As conseqüências do evento se farão sentir ainda por muito tempo. O Japão é o maior fornecedor mundial de componentes para produtos eletrônicos e de alta tecnologia, como chips e processadores que são usados em computadores, celulares, câmeras, aparelhos de TV, etc., montados em outros países como a China e o sudeste asiático e exportados para o mundo inteiro. Cerca de 30% das empresas tiveram suas atividades momentaneamente paralisadas. As estimativas de prejuízos com a queda da atividade econômica, pagamento de seguros, reconstrução das áreas atingidas, etc., estão em torno de US$ 310 bilhões (notícias uol, 22/03/2011), gigantesca mesmo para a 3ª maior economia do mundo.

O fato de se tratar de um país rico não significa que esteja imune às conseqüências sociais dos eventos naturais, pois como dissemos acima, a população japonesa está enfrentando uma série de pesados sofrimentos. Ainda por cima, surgiu logo em seguida a ameaça de contaminação por radiação a partir da usina nuclear de Fukushima, seriamente avariada pelo terremoto e tsunami. A riqueza do Japão, que pode ter evitado um desastre ainda maior, contém em si um aspecto contraditório, que é o fato de ser produto das relações capitalistas de produção. A riqueza e a prosperidade do Japão estão assentadas sobre uma base social tão instável quanto as placas tectônicas cujo movimento provocou o terremoto.

A economia japonesa precisa importar quase toda a energia que consome. Entre 70 e 75% da energia japonesa provém de petróleo, carvão e gás natural, dos quais praticamente 100% são importados. ¼ do petróleo consumido no país é processado em refinarias localizadas nas regiões atingidas pelo terremoto e tsunami, as quais estão paralisadas, seja por danos nas instalações ou por precaução (estadao.com.br, 14/03/2011).

Para tentar compensar essa dependência crônica de petróleo, o país optou pelo uso de energia nuclear, que responde pelos quase 30% restantes do consumo de energia, a partir de 55 usinas. Isso representa no mínimo uma ironia cruel, pois o Japão é o único país até hoje atingido por armas nucleares. Para encerrar a disputa interimperialista da II Guerra Mundial, os Estados Unidos bombardearam as cidades japonesas de Hiroshima e Nagasaki em agosto de 1945 com bombas que mataram mais de 200 mil pessoas, além de deixar outros milhares de feridos e pessoas doentes por conta da radiação, cujos efeitos, como câncer, má formação de fetos, etc., se prolongaram por décadas e afetaram várias gerações. Esse legado terrível deveria ser o suficiente para dissuadir os dirigentes japoneses do uso da energia nuclear, mas a necessidade de diminuir a dependência em relação ao petróleo falou mais alto.

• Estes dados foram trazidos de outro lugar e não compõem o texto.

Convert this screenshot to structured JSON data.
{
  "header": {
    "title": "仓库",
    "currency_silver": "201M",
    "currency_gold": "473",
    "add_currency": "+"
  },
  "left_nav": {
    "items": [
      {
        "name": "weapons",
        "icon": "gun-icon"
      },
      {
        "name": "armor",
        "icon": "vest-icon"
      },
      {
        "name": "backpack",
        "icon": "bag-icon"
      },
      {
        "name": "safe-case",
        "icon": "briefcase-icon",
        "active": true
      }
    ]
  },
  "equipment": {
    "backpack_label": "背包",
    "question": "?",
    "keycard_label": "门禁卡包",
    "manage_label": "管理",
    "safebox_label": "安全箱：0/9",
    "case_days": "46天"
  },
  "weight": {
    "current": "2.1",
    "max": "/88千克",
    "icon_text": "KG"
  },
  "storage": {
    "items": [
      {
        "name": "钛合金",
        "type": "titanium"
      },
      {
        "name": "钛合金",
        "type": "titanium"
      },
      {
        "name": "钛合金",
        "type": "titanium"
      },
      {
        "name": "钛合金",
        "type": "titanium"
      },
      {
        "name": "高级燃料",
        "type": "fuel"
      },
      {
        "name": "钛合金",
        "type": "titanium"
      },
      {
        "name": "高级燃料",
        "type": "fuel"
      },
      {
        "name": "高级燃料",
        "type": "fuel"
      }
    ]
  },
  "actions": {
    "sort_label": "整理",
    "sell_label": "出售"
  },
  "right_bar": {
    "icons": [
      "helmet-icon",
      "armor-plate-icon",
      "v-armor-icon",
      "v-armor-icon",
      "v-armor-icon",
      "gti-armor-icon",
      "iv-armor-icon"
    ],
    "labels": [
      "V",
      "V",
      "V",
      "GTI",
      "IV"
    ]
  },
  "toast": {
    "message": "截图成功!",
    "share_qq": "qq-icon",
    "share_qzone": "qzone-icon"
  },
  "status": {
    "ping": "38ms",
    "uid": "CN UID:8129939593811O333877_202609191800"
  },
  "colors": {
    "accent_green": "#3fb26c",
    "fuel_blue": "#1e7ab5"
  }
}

Assim, o terremoto de 11 de março de 2011 transformou as usinas da região atingida em novas bombas atômicas em potencial. As usinas nucleares produzem eletricidade a partir do calor gerado por materiais radioativos, cuja contenção é crucial, pois a radioatividade é mortal para o homem. O terremoto abalou as estruturas de contenção e resfriamento das usinas da região de Fukushima, que tiveram que ser desativadas. Para evitar o superaquecimento e a explosão, parte do vapor da usina, com carga radioativa, teve que ser liberado na atmosfera.

A nuvem radioativa criou uma nova onda de medo após o terremoto e o tsunami. Mais de 100 mil habitantes num raio de 30 quilômetros da região tiveram que ser evacuados por precaução. Milhares de estrangeiros estão deixando o Japão por medo de uma catástrofe nuclear. Diversos países anunciaram a suspensão da importação de alimentos vindos do Japão. O nível de radioatividade está muito maior do que seria o aceitável, principalmente na água. O terror nuclear toma conta da população a cada nova notícia sobre a condição das instalações de Fukushima.

O governo japonês demorou a tomar providências e divulgar a gravidade da situação, ameaçando a vida da população para não pôr em risco a imagem da indústria nuclear do país. "Os reatores fechados devido ao terremoto são responsáveis por 18% da capacidade de geração de energia nuclear do Japão" (http://www.agora.uol.com.br/mundo/ult10109u887723.shtml). Como sempre, os interesses econômicos falaram mais alto do que a vida das pessoas. A empresa Tepco, responsável pelos reatores, já produziu mais de duzentos incidentes desde 1978 (Boletim Crítica Semanal, nº 1056, 2011).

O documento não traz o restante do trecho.